3.2. Radiation Exposure

The impact of radiation exposure on the transcriptome was investigated in actively growing cells. Cells were exposed to γ-rays with a ¹³⁷Cs laboratory γ-irradiator (LDI-KCCH 137, Seoul, Republic of Korea) at a dose of 0.1 Gy (4.8 mGy/min) or ¹³⁷Cs γ- ray source (Atomic Energy of Canada, Mississauga, ON, Canada) at a dose of 0.5 Gy or 2 Gy (2.26 Gy/min) using a procedure described previously [15,16].

3.3. RNA Isolation

Cells were collected for RNA extraction at 36 h post-irradiation.
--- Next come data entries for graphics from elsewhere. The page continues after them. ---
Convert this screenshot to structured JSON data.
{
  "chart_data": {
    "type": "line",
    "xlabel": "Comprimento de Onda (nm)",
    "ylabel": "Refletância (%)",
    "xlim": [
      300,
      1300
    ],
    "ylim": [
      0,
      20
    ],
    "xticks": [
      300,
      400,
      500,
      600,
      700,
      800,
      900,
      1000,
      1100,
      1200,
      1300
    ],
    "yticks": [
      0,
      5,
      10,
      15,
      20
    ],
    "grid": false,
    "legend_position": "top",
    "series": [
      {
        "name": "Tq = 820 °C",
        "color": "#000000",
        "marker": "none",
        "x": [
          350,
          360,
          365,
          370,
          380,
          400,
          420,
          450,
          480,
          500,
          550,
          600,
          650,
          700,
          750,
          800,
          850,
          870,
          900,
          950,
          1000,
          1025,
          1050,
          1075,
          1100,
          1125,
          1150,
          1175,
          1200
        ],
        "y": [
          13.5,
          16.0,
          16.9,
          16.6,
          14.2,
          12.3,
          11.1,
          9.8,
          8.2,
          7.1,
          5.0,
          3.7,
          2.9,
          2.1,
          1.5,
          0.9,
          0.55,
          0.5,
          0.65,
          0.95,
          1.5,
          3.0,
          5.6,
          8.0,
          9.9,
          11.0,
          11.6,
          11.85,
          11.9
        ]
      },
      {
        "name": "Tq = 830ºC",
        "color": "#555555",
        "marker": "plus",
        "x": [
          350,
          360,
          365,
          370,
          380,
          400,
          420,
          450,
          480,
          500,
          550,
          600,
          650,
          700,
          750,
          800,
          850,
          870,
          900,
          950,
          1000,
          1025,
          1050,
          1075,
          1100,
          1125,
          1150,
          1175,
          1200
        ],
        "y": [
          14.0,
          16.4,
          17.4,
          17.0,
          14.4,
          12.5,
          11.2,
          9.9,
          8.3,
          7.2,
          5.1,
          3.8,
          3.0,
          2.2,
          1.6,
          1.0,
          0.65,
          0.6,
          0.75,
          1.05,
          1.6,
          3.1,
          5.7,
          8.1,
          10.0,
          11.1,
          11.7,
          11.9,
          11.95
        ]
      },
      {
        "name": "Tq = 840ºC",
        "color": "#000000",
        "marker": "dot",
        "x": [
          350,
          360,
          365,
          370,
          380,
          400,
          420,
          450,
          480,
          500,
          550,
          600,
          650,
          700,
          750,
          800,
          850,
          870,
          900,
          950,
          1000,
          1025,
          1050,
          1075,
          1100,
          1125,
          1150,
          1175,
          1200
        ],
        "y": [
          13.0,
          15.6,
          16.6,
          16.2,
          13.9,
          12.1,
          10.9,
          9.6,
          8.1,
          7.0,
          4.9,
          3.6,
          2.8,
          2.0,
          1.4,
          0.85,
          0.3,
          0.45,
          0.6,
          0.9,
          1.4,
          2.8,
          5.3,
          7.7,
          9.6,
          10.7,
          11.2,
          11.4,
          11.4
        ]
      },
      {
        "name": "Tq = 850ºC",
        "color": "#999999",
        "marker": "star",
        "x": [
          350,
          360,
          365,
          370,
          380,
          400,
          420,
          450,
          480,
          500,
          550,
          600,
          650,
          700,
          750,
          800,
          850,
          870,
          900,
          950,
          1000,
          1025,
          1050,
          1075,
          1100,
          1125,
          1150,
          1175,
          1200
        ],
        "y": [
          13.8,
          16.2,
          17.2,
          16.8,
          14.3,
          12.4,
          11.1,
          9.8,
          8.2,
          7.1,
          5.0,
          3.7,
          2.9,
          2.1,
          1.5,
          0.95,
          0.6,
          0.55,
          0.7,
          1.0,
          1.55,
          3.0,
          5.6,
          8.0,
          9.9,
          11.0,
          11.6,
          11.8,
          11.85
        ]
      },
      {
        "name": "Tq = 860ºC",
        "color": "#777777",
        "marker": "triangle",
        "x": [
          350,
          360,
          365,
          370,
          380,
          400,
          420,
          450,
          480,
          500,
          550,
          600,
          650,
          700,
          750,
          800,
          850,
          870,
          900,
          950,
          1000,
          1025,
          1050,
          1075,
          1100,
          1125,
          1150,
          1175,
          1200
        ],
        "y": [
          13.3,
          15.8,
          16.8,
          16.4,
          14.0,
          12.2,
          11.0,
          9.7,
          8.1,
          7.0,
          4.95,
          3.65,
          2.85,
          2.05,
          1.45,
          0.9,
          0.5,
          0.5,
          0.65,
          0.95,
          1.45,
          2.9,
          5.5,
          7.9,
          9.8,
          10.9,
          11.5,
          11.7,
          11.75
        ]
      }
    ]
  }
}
Total RNA was isolated using the TRIsure solution (Bioline, London, UK), following the manufacturer’s instructions for the isolation procedure. The quality of RNA was assessed using an Agilent 2100 bioanalyzer and an RNA 6000 Nano Chip (Agilent Technologies, Amstelveen, The Netherlands), and the RNA integrity number was obtained. The total RNA was quantified using a NanoDrop 2000 spectrophotometer (ND-2000; Thermo Fisher Scientific, Waltham, MA, USA).
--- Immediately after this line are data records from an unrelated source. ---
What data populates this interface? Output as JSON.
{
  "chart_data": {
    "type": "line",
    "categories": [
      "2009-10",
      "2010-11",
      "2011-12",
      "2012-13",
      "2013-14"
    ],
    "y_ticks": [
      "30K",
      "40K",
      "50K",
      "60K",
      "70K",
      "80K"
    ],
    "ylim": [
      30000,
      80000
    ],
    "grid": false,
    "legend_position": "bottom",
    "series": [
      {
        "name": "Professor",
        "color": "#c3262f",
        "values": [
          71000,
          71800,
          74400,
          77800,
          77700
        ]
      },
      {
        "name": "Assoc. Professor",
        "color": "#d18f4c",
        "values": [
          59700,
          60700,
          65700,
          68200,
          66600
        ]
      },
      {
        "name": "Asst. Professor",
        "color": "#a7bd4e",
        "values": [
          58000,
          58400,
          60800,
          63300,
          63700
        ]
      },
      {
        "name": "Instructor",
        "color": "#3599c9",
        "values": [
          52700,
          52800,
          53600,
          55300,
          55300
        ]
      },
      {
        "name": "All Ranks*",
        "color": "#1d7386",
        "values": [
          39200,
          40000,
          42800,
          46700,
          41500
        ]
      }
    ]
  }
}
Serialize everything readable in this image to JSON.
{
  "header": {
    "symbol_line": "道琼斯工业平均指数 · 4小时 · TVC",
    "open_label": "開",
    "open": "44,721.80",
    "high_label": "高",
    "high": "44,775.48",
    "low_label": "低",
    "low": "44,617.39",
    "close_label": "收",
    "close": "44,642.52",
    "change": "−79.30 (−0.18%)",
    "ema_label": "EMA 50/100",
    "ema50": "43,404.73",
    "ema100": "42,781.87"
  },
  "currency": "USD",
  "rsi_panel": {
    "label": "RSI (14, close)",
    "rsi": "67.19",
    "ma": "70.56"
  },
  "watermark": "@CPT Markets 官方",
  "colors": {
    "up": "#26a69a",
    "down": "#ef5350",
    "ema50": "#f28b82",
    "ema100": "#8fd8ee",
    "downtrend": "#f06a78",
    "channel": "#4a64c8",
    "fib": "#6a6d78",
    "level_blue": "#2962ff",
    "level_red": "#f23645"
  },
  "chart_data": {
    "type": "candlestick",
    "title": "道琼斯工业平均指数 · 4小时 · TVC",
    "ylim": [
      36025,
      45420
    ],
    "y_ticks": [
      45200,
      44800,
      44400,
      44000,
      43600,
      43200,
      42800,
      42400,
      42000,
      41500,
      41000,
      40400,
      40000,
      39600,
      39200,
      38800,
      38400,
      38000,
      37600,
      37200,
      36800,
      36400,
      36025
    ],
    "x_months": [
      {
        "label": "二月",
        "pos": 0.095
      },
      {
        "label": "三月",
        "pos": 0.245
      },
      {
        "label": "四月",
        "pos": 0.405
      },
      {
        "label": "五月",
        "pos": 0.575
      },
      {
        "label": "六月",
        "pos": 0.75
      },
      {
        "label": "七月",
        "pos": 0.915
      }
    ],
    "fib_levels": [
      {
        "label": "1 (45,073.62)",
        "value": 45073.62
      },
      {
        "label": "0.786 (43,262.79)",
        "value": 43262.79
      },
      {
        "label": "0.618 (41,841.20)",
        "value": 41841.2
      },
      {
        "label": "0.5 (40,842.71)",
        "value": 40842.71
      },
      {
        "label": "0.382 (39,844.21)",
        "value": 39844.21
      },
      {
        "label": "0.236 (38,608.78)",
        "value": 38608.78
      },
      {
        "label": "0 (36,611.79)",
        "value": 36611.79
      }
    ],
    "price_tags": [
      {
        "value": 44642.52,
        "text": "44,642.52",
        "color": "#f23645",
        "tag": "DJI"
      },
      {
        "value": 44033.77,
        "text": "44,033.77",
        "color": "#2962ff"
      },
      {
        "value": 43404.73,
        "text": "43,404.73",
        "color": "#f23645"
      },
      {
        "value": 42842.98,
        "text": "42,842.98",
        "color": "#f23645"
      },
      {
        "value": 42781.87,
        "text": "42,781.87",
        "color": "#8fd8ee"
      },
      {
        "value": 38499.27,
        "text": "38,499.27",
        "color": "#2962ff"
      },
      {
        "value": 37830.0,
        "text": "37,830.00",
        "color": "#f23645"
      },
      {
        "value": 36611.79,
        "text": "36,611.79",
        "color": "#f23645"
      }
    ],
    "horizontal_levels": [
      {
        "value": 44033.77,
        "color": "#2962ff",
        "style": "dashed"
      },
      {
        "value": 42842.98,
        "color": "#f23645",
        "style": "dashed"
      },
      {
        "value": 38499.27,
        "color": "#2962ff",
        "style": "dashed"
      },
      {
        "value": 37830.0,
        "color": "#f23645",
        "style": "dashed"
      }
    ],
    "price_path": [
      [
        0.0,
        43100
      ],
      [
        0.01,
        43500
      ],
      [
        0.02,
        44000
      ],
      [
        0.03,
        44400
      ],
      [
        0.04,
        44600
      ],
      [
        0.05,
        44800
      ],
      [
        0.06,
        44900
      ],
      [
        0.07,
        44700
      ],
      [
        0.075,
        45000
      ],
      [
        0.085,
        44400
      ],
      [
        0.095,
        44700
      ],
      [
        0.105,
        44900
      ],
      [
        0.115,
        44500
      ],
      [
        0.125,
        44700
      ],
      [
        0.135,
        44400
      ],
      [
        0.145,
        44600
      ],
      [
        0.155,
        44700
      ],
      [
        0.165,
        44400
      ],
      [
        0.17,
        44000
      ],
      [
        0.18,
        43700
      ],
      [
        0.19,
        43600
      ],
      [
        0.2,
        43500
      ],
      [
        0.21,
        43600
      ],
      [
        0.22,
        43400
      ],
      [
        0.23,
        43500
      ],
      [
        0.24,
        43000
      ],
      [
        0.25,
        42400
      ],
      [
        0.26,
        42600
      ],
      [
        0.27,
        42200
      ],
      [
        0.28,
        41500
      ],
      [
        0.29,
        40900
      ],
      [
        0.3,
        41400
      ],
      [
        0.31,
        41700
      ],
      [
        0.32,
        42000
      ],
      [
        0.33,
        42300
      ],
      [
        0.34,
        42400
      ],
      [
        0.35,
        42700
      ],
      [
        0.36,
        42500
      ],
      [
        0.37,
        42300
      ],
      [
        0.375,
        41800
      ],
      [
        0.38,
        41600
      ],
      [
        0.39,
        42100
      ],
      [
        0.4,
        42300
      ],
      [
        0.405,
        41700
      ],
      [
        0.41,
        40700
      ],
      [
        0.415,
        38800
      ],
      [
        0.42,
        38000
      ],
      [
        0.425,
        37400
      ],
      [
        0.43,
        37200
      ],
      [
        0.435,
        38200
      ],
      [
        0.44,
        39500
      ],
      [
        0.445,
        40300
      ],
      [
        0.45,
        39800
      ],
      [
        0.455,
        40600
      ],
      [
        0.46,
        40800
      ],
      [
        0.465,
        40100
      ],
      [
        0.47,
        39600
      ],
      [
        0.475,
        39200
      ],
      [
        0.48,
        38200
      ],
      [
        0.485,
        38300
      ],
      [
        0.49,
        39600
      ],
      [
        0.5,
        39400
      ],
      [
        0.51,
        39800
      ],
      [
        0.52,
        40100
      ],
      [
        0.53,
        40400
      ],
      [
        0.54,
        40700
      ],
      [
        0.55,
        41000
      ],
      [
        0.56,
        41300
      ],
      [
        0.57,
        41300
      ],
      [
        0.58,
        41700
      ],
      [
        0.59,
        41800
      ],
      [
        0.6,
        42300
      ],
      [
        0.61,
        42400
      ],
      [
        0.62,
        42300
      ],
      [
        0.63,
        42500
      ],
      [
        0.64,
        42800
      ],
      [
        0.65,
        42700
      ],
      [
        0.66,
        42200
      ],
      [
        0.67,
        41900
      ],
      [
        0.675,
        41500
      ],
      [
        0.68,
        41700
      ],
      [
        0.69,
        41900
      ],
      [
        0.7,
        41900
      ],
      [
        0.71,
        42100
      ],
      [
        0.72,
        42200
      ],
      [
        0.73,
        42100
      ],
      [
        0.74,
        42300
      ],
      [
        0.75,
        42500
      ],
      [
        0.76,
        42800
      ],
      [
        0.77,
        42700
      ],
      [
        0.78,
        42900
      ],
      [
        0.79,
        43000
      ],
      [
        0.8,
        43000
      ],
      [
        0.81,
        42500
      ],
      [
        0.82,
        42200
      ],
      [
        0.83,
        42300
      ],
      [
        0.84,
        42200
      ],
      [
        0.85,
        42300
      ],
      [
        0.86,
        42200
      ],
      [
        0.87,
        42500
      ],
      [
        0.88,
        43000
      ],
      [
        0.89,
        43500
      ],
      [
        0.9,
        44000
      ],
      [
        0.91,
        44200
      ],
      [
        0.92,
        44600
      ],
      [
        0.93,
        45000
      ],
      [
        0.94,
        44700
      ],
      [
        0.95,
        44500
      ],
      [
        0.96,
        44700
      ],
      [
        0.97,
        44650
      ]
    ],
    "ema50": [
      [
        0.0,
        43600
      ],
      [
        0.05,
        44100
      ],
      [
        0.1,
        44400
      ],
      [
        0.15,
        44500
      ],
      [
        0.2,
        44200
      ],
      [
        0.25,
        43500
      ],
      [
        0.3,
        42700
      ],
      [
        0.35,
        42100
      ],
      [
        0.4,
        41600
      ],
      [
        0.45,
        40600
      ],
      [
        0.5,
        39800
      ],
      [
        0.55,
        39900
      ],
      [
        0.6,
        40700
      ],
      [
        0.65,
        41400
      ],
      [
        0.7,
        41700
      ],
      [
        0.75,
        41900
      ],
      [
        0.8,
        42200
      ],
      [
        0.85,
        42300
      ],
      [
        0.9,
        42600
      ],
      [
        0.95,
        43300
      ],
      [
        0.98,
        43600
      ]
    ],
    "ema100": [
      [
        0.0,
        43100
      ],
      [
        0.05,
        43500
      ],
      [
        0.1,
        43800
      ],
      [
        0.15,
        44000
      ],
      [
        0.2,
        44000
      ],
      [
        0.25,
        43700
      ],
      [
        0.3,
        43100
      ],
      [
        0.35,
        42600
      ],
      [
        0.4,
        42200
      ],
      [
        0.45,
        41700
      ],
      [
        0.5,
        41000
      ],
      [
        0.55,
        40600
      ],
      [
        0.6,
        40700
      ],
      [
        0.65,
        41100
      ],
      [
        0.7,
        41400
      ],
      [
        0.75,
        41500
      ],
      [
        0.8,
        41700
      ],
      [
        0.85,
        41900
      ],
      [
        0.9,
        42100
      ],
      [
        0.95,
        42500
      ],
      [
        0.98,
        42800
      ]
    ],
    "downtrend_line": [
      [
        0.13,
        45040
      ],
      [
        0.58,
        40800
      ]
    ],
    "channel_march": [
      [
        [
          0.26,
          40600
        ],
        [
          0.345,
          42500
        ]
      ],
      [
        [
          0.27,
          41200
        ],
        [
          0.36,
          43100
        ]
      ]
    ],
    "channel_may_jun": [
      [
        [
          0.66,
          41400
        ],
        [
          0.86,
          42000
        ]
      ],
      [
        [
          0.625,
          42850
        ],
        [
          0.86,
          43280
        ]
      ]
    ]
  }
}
3.4. Library Preparation and Sequencing

RNA-seq was performed using high-quality RNA samples (RNA integrity number > 7) isolated from HAEC and T2D-HAEC cells that were either exposed to 0 Gy (no radiation), 0.1 Gy, 0.5 Gy, or 2.0 Gy. Samples were multiplexed into lanes and sequenced on a HiSeq 4000 system (Illumina, San Diego, CA, USA).
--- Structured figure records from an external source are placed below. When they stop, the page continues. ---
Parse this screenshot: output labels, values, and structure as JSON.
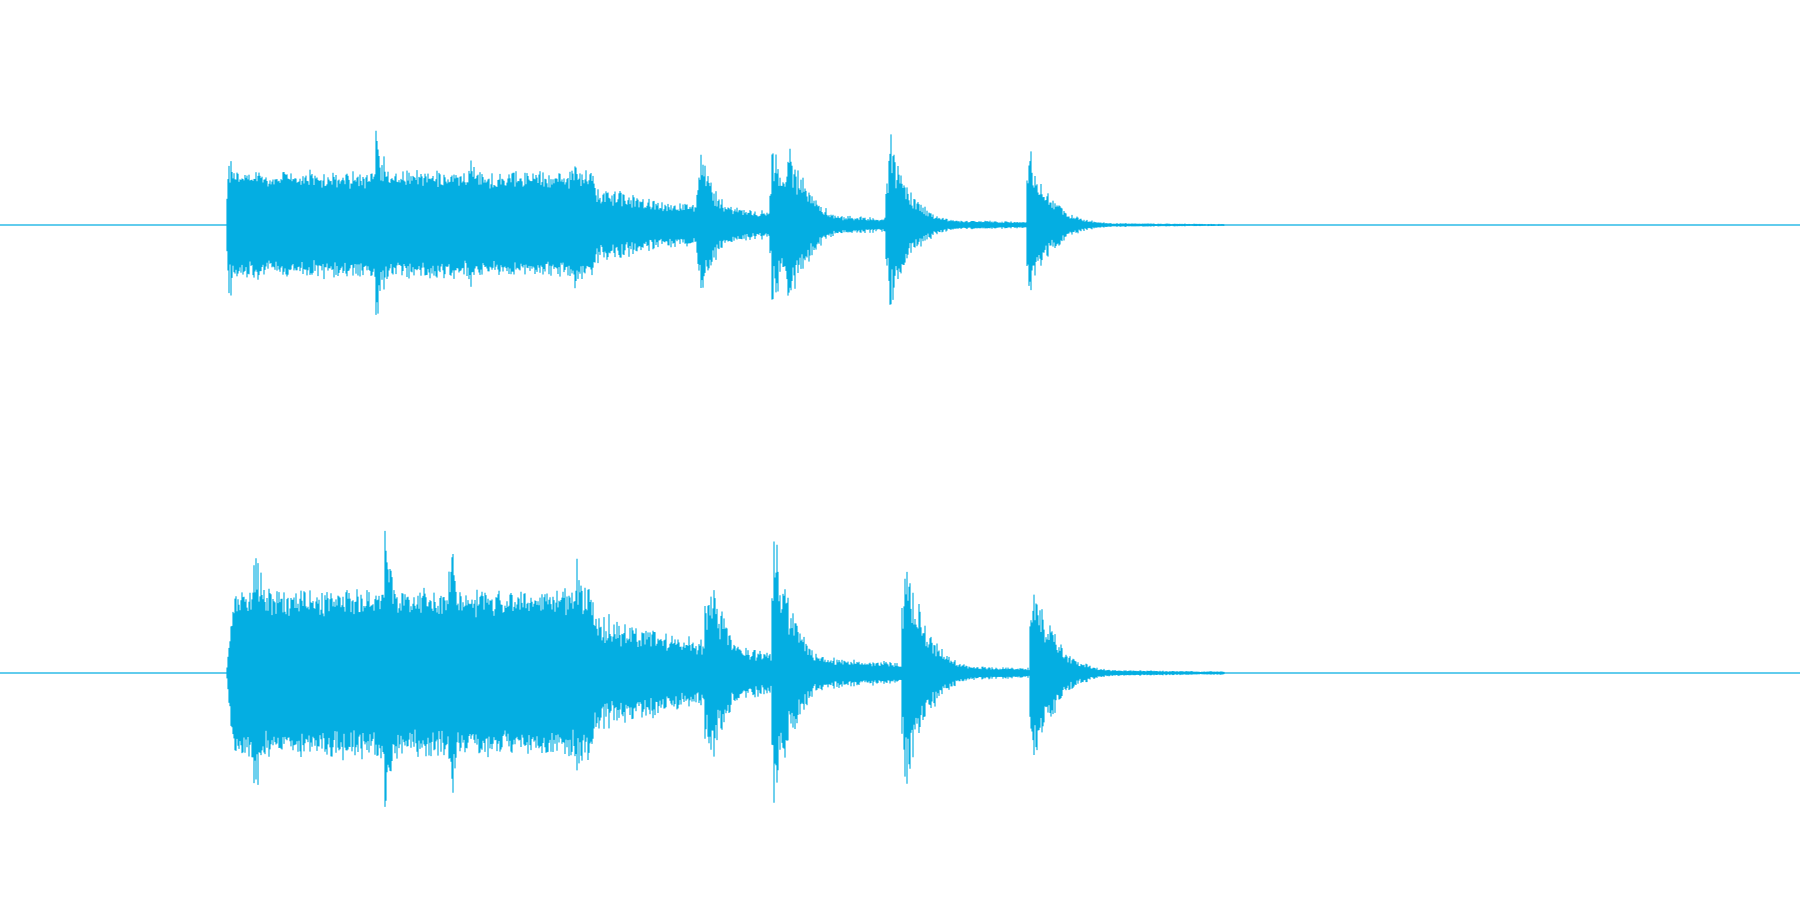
{
  "waveform": {
    "color": "#04aee2",
    "background": "#ffffff",
    "duration_fraction_visible": 1.0,
    "channels": [
      {
        "name": "",
        "peaks": [
          {
            "t": 0.1265,
            "amp": 0.82
          },
          {
            "t": 0.2087,
            "amp": 1.0
          },
          {
            "t": 0.2357,
            "amp": 0.78
          },
          {
            "t": 0.2603,
            "amp": 0.92
          },
          {
            "t": 0.3179,
            "amp": 0.8
          },
          {
            "t": 0.3883,
            "amp": 0.78
          },
          {
            "t": 0.4288,
            "amp": 0.9
          },
          {
            "t": 0.4377,
            "amp": 1.0
          },
          {
            "t": 0.4937,
            "amp": 1.0
          },
          {
            "t": 0.5715,
            "amp": 0.87
          }
        ],
        "onset": 0.126,
        "tail_end": 0.68
      },
      {
        "name": "",
        "peaks": [
          {
            "t": 0.1297,
            "amp": 0.62
          },
          {
            "t": 0.1407,
            "amp": 1.0
          },
          {
            "t": 0.2137,
            "amp": 1.0
          },
          {
            "t": 0.2493,
            "amp": 1.0
          },
          {
            "t": 0.3203,
            "amp": 0.81
          },
          {
            "t": 0.393,
            "amp": 0.79
          },
          {
            "t": 0.43,
            "amp": 0.96
          },
          {
            "t": 0.5023,
            "amp": 0.92
          },
          {
            "t": 0.5737,
            "amp": 0.72
          }
        ],
        "onset": 0.126,
        "tail_end": 0.68
      }
    ]
  }
}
3.5. RNA Sequencing Data Analysis

The raw RNA-seq reads obtained from the sequencing platform were processed using Trim Galore (https://www.bioinformatics.babraham.ac.uk/projects/trim_galore/, accessed on 2 March 2023) to remove adapter and low-quality sequences. The trimmed reads were then quality checked using FastQC (v. 0.11.9) (http://www.bioinformatics.babraham.ac.uk/projects/fastqc/, accessed on 2 March 2023). Next, the trimmed reads were aligned to the reference human genome (hg38 assembly; GRCh38.p13) using STAR (v. 2.7.9a) [17] with GENCODE gene annotation (https://www.gencodegenes.org/, accessed on 2 March 2023). The quality of RNA-seq data was further assessed using the transcript integrity number (TIN) score, which was calculated using RSeQC (tin.py; v. 4.0.0) [12]. The median TIN value for all RNA-seq data was greater than 0.7, indicating high data quality. The expression levels of known genes were estimated using the transcript per million (TPM) method with StringTie (v. 2.1.7b) [13]. Differential expression analysis was performed using DESeq2 (v. 1.36.0) [18] with an adjusted p-value cutoff of 0.05. All software and algorithms were used with default parameters.

3.6. Gene Set Enrichement Analysis

To determine the enriched gene sets in our study, we conducted gene set enrichment analysis (GSEA) using the Hallmark gene sets obtained from the Molecular Signatures Database (MSigDB) (https://www.gsea-msigdb.org/gsea/msigdb/, accessed on 2 March 2023) with the GSEA software [14]. We calculated gene ranks as -log(p-value) × log2FoldChange for each comparison and utilized this information as input for the GSEAPreranked analysis. We identified significantly enriched pathways using a false discovery rate (FDR) q-value threshold of 0.05.